Theranostics 2019; 9(24):7403-7416. doi:10.7150/thno.32637
Incorporation of small extracellular vesicles in sodium alginate hydrogel as a novel therapeutic strategy for myocardial infarction
1. Department of Cardiology of The Second Affiliated Hospital, Zhejiang University School of Medicine, Hangzhou, PR China;
2. Cardiovascular Key Laboratory of Zhejiang Province, Hangzhou, PR China;
3. Nanjing Medical University, Nanjing, PR China;
4. Institute of Translational Medicine, Zhejiang University, Hangzhou, PR China;
5. State Key Laboratory of Silicon Materials, School of Materials Science and Engineering, Zhejiang University, Hangzhou, Zhejiang 310027, PR China;
6. Center for Biomaterials and Biopathways, Department of ChemistryState Key Laboratory of Silicon Materials, School of Materials Science and Engineering, Zhejiang University, Hangzhou, Zhejiang 310027, PR China;
7. Department of Cardiology, Affiliated Hangzhou First People's Hospital, Zhejiang University School, Hangzhou, PR China.
*These authors contributed equally to this article.
Lv K, Li Q, Zhang L, Wang Y, Zhong Z, Zhao J, Lin X, Wang J, Zhu K, Xiao C, Ke C, Zhong S, Wu X, Chen J, Yu H, Zhu W, Li X, Wang B, Tang R, Wang J, Huang J, Hu X. Incorporation of small extracellular vesicles in sodium alginate hydrogel as a novel therapeutic strategy for myocardial infarction. Theranostics 2019; 9(24):7403-7416. doi:10.7150/thno.32637. Available from http://www.thno.org/v09p7403.htm
Bone marrow mesenchymal stem cell (MSC)-derived small extracellular vesicles (sEVs) have been widely used for treating myocardial infarction (MI).
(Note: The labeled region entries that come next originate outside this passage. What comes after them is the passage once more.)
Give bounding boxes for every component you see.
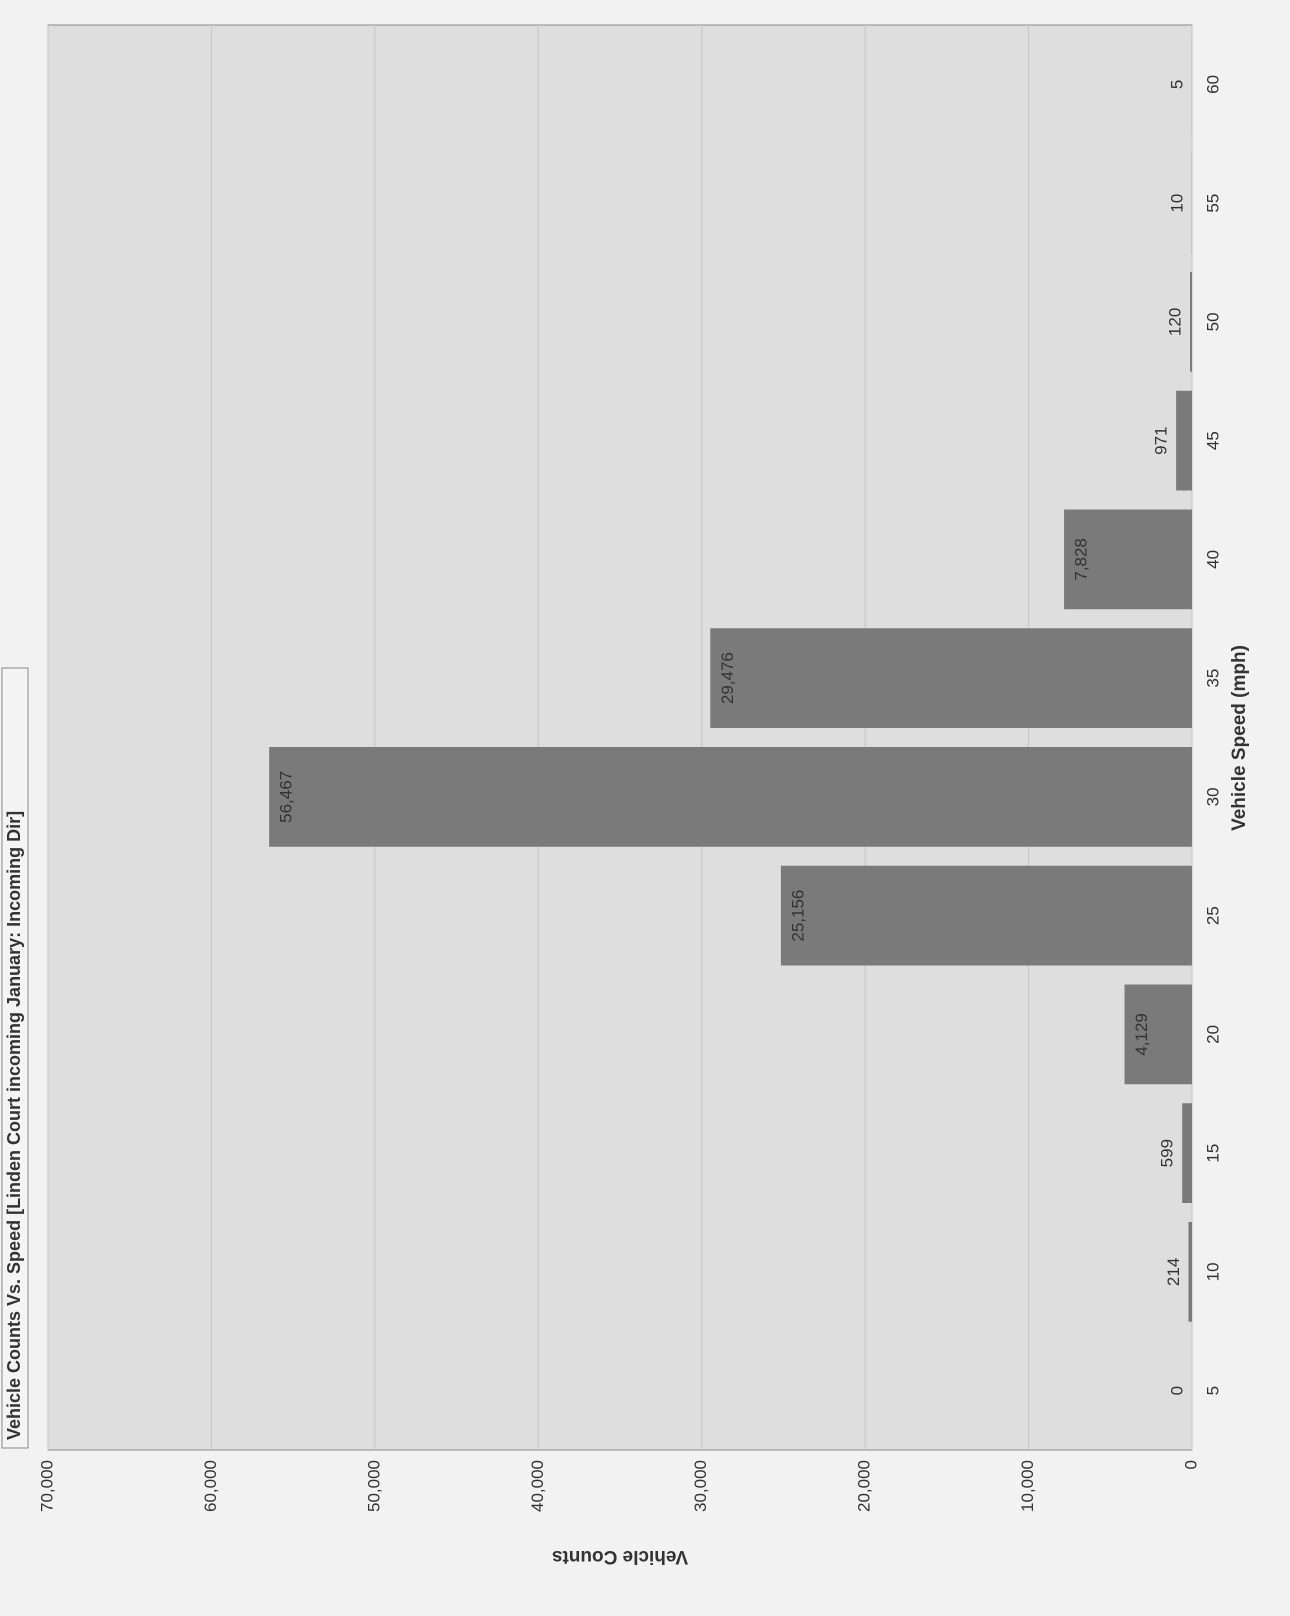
y-tick-label: 70,000 (37, 1460, 56, 1512)
x-tick-label: 20 (1203, 1025, 1222, 1044)
value-label: 214 (1164, 1258, 1183, 1286)
y-axis-title: Vehicle Counts (552, 1546, 688, 1567)
x-tick-label: 45 (1203, 431, 1222, 450)
value-label: 971 (1152, 426, 1171, 454)
x-tick-label: 35 (1203, 669, 1222, 688)
value-label: 5 (1167, 80, 1186, 89)
bar (1124, 984, 1193, 1085)
value-label: 599 (1158, 1139, 1177, 1167)
plot-area (47, 24, 1193, 1451)
x-tick-label: 5 (1203, 1386, 1222, 1395)
x-tick-label: 25 (1203, 906, 1222, 925)
value-label: 10 (1167, 194, 1186, 213)
bar (269, 747, 1192, 847)
value-label: 7,828 (1072, 538, 1091, 581)
value-label: 56,467 (277, 771, 296, 823)
bar (1176, 390, 1193, 491)
chart-title: Vehicle Counts Vs. Speed [Linden Court i… (4, 811, 24, 1440)
x-tick-label: 15 (1203, 1144, 1222, 1163)
rotated-chart: Vehicle Counts Vs. Speed [Linden Court i… (1, 24, 1250, 1567)
bar (710, 628, 1192, 728)
value-label: 0 (1167, 1386, 1186, 1395)
bar (1188, 1222, 1193, 1322)
x-tick-label: 60 (1203, 75, 1222, 94)
bar (1064, 509, 1192, 610)
value-label: 25,156 (788, 890, 807, 942)
y-tick-label: 40,000 (528, 1460, 547, 1512)
value-label: 29,476 (718, 652, 737, 704)
title-box (1, 667, 29, 1449)
x-tick-label: 40 (1203, 550, 1222, 569)
x-tick-label: 50 (1203, 312, 1222, 331)
value-label: 120 (1166, 308, 1185, 336)
x-tick-label: 55 (1203, 194, 1222, 213)
y-tick-label: 20,000 (855, 1460, 874, 1512)
y-tick-label: 0 (1181, 1460, 1200, 1469)
bar (1190, 272, 1192, 372)
bar (780, 865, 1192, 966)
x-axis-title: Vehicle Speed (mph) (1229, 645, 1250, 831)
bar (1182, 1103, 1192, 1203)
y-tick-label: 50,000 (364, 1460, 383, 1512)
y-tick-label: 60,000 (201, 1460, 220, 1512)
x-tick-label: 30 (1203, 787, 1222, 806)
y-tick-label: 30,000 (691, 1460, 710, 1512)
value-label: 4,129 (1132, 1013, 1151, 1056)
y-tick-label: 10,000 (1018, 1460, 1037, 1512)
x-tick-label: 10 (1203, 1262, 1222, 1281)
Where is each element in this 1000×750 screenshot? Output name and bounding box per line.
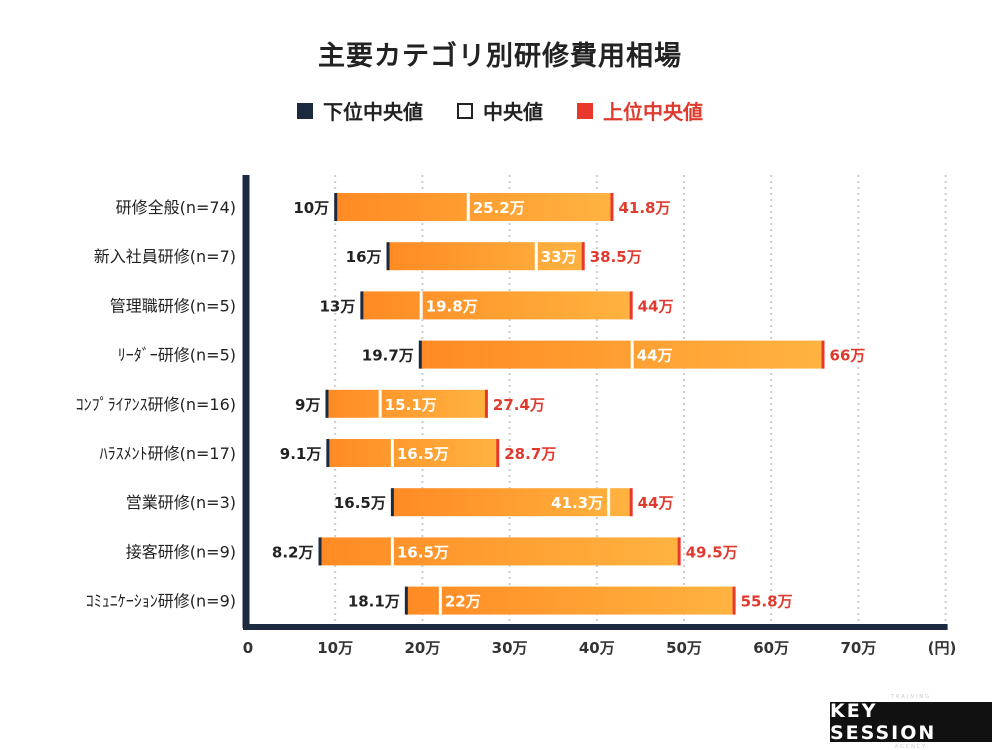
- data-label-median: 33万: [541, 248, 577, 266]
- legend-swatch-median: [457, 102, 473, 119]
- logo-main-text: KEY SESSION: [830, 700, 937, 744]
- data-label-lower-median: 16.5万: [334, 494, 386, 512]
- marker-upper-median: [821, 340, 825, 369]
- brand-logo: TRAINING KEY SESSION AGENCY: [830, 694, 992, 750]
- data-label-lower-median: 10万: [293, 199, 329, 217]
- marker-lower-median: [318, 537, 322, 566]
- marker-median: [534, 242, 538, 271]
- category-label: 接客研修(n=9): [126, 542, 236, 561]
- legend: 下位中央値 中央値 上位中央値: [0, 96, 1000, 125]
- legend-swatch-upper-median: [577, 102, 593, 119]
- marker-lower-median: [326, 439, 330, 467]
- data-label-upper-median: 38.5万: [590, 248, 642, 266]
- data-label-lower-median: 8.2万: [272, 543, 314, 561]
- x-tick-label: 60万: [753, 639, 789, 657]
- marker-upper-median: [629, 291, 633, 320]
- marker-median: [419, 291, 423, 320]
- legend-item-upper-median: 上位中央値: [577, 96, 703, 125]
- marker-lower-median: [404, 586, 408, 615]
- marker-median: [607, 488, 611, 517]
- x-tick-label: 40万: [579, 639, 615, 657]
- marker-lower-median: [418, 340, 422, 369]
- logo-bottom-text: AGENCY: [894, 744, 928, 750]
- marker-median: [466, 193, 470, 221]
- data-label-upper-median: 44万: [638, 494, 674, 512]
- x-tick-label: 50万: [666, 639, 702, 657]
- data-label-median: 44万: [637, 347, 673, 365]
- x-axis-unit-label: (円): [928, 639, 957, 657]
- marker-upper-median: [732, 586, 736, 615]
- category-label: ｺﾐｭﾆｹｰｼｮﾝ研修(n=9): [86, 592, 236, 611]
- marker-upper-median: [581, 242, 585, 271]
- category-label: 管理職研修(n=5): [110, 296, 236, 315]
- data-label-median: 22万: [445, 593, 481, 611]
- data-label-median: 16.5万: [397, 543, 449, 561]
- category-label: ｺﾝﾌﾟﾗｲｱﾝｽ研修(n=16): [76, 395, 236, 414]
- marker-upper-median: [484, 389, 488, 418]
- legend-label-upper-median: 上位中央値: [603, 100, 703, 124]
- data-label-upper-median: 41.8万: [618, 199, 670, 217]
- bar-range: [405, 586, 735, 615]
- x-tick-label: 70万: [840, 639, 876, 657]
- legend-item-lower-median: 下位中央値: [297, 96, 423, 125]
- marker-upper-median: [610, 193, 614, 221]
- data-label-upper-median: 66万: [830, 347, 866, 365]
- marker-median: [438, 586, 442, 615]
- data-label-lower-median: 9.1万: [280, 445, 322, 463]
- marker-lower-median: [390, 488, 394, 517]
- bar-range: [361, 291, 632, 320]
- legend-swatch-lower-median: [297, 102, 313, 119]
- data-label-upper-median: 44万: [638, 297, 674, 315]
- chart-title: 主要カテゴリ別研修費用相場: [318, 41, 682, 72]
- category-label: 研修全般(n=74): [116, 198, 236, 217]
- marker-lower-median: [334, 193, 338, 221]
- data-label-lower-median: 16万: [346, 248, 382, 266]
- marker-upper-median: [629, 488, 633, 517]
- logo-top-text: TRAINING: [890, 694, 932, 700]
- x-tick-label: 20万: [404, 639, 440, 657]
- marker-lower-median: [325, 389, 329, 418]
- marker-lower-median: [360, 291, 364, 320]
- bar-range: [326, 389, 487, 418]
- marker-median: [630, 340, 634, 369]
- category-label: 営業研修(n=3): [126, 493, 236, 512]
- bar-range: [327, 439, 499, 467]
- data-label-median: 41.3万: [551, 494, 603, 512]
- marker-upper-median: [496, 439, 500, 467]
- data-label-median: 15.1万: [385, 396, 437, 414]
- x-tick-label: 30万: [492, 639, 528, 657]
- x-tick-label: 10万: [317, 639, 353, 657]
- marker-median: [390, 439, 394, 467]
- marker-median: [390, 537, 394, 566]
- legend-label-lower-median: 下位中央値: [323, 100, 423, 124]
- category-label: 新入社員研修(n=7): [94, 247, 236, 266]
- data-label-median: 16.5万: [397, 445, 449, 463]
- data-label-lower-median: 9万: [295, 396, 320, 414]
- data-label-median: 25.2万: [473, 199, 525, 217]
- category-label: ﾊﾗｽﾒﾝﾄ研修(n=17): [100, 444, 236, 463]
- bar-range: [319, 537, 680, 566]
- marker-lower-median: [386, 242, 390, 271]
- legend-label-median: 中央値: [483, 100, 543, 124]
- data-label-lower-median: 18.1万: [348, 593, 400, 611]
- data-label-upper-median: 49.5万: [686, 543, 738, 561]
- data-label-median: 19.8万: [426, 297, 478, 315]
- x-tick-label: 0: [243, 639, 253, 657]
- data-label-upper-median: 55.8万: [741, 593, 793, 611]
- data-label-upper-median: 28.7万: [504, 445, 556, 463]
- bar-range: [387, 242, 584, 271]
- bar-range: [391, 488, 632, 517]
- data-label-lower-median: 13万: [319, 297, 355, 315]
- data-label-lower-median: 19.7万: [362, 347, 414, 365]
- category-label: ﾘｰﾀﾞｰ研修(n=5): [118, 346, 236, 365]
- bar-range: [335, 193, 613, 221]
- bar-range: [419, 340, 824, 369]
- legend-item-median: 中央値: [457, 96, 543, 125]
- data-label-upper-median: 27.4万: [493, 396, 545, 414]
- marker-median: [378, 389, 382, 418]
- marker-upper-median: [677, 537, 681, 566]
However, low retention and short-lived therapeutic effects are still significant challenges. This study aimed to determine whether incorporation of MSC-derived sEVs in alginate hydrogel increases their retention in the heart thereby improving therapeutic effects.
Methods: The optimal sodium alginate hydrogel incorporating sEVs system was determined by its release ability of sEVs and rheology of hydrogel. Ex vivo fluorescence imaging was utilized to evaluate the retention of sEVs in the heart. Immunoregulation and effects of sEVs on angiogenesis were analyzed by immunofluorescence staining. Echocardiography and Masson's trichrome staining were used to estimate cardiac function and infarct size.
Results: The delivery of sEVs incorporated in alginate hydrogel (sEVs-Gel) enhanced their retention in the heart. Compared with sEVs only treatment (sEVs), sEVs-Gel treatment significantly decreased cardiac cell apoptosis and promoted the polarization of macrophages at day 3 after MI. sEVs-Gel treatment also increased scar thickness and angiogenesis at four weeks post-infarction. Measurement of cardiac function and infarct size were significantly better in the sEVs-Gel group than in the group treated with sEVs only.
Conclusion: Delivery of sEVs incorporated in alginate hydrogel provides a novel approach of cell-free therapy and optimizes the therapeutic effect of sEVs for MI.
Keywords: sEVs, alginate, hydrogel, stem cells, myocardial infarction.